#Hey ,why do i get web scrapping of first url , since i have another url .

1 messages · Page 1 of 1 (latest)

snow rose
#

I am implemented Playwright crawler to parse the url , I made a single request to crawler with first url, since the request has been processing , meanwhile , i passed anotther url in craler and hit the request, While processing, through crawler, it is processing content from first url , instead of second url both times. Can be please help?

async def run_crawler(url, domain_name, save_path=None):
print("doc url inside crawler file====================================>", url)
crawler = PlaywrightCrawler(
max_requests_per_crawl=10,
browser_type='firefox',
)

@crawler.router.default_handler
async def request_handler(context: PlaywrightCrawlingContext) -> None:
    context.log.info(f'Processing {url} ...')

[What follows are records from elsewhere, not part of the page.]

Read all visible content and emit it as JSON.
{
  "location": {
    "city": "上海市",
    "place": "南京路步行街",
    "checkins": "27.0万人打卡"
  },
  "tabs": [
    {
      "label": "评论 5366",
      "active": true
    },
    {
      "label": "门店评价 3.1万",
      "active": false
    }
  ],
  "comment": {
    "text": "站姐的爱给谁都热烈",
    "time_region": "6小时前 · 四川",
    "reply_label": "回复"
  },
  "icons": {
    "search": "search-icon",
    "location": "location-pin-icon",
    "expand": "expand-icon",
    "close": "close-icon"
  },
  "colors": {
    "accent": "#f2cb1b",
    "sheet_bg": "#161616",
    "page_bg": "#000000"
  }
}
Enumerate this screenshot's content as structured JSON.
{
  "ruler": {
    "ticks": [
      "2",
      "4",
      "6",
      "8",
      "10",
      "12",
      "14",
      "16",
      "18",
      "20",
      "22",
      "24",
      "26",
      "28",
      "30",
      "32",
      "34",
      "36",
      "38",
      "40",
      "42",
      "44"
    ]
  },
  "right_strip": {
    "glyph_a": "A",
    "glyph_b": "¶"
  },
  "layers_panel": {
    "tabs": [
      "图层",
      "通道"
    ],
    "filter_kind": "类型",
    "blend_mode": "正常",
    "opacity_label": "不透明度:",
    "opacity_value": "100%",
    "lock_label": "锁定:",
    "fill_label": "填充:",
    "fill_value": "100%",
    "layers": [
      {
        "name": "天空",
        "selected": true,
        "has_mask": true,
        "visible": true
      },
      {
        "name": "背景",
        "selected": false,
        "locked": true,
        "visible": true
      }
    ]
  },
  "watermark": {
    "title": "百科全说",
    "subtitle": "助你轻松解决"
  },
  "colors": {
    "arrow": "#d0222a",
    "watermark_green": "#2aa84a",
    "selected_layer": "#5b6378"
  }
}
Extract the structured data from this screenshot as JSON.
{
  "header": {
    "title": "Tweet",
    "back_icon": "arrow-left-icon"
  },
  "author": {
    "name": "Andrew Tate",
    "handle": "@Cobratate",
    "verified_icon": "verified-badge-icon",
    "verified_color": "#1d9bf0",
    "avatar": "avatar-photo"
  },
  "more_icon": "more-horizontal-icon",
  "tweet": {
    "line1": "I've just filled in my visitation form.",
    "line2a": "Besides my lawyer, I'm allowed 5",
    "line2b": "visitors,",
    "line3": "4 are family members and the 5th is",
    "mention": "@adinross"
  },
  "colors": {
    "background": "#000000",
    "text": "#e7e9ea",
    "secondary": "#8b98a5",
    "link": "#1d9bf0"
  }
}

    links = await context.page.evaluate(f'''() => {{
                return Array.from(document.querySelectorAll('a[href*="{domain_name}"]'))
                    .map(a => a.href);
            }}''')

    await context.enqueue_links(urls=links)

    elements = await context.page.evaluate(PW_SCRAPING_CODE)

    data = {
        'url': url,
        'title': await context.page.title(),
        'content': elements
    }
    print("datat =================>", data)

    await context.push_data(data)

await crawler.run([url])

i am calling the craler using

turbid ibex
#

Someone will reply to you shortly. In the meantime, this might help:

ebon pollen
#

Hi, could you please try to rephrase your question? I don't understand what the problem is.
If you create a new crawler for each URL, each with a different request queue/list, they won't share requests, so they might process the same URL.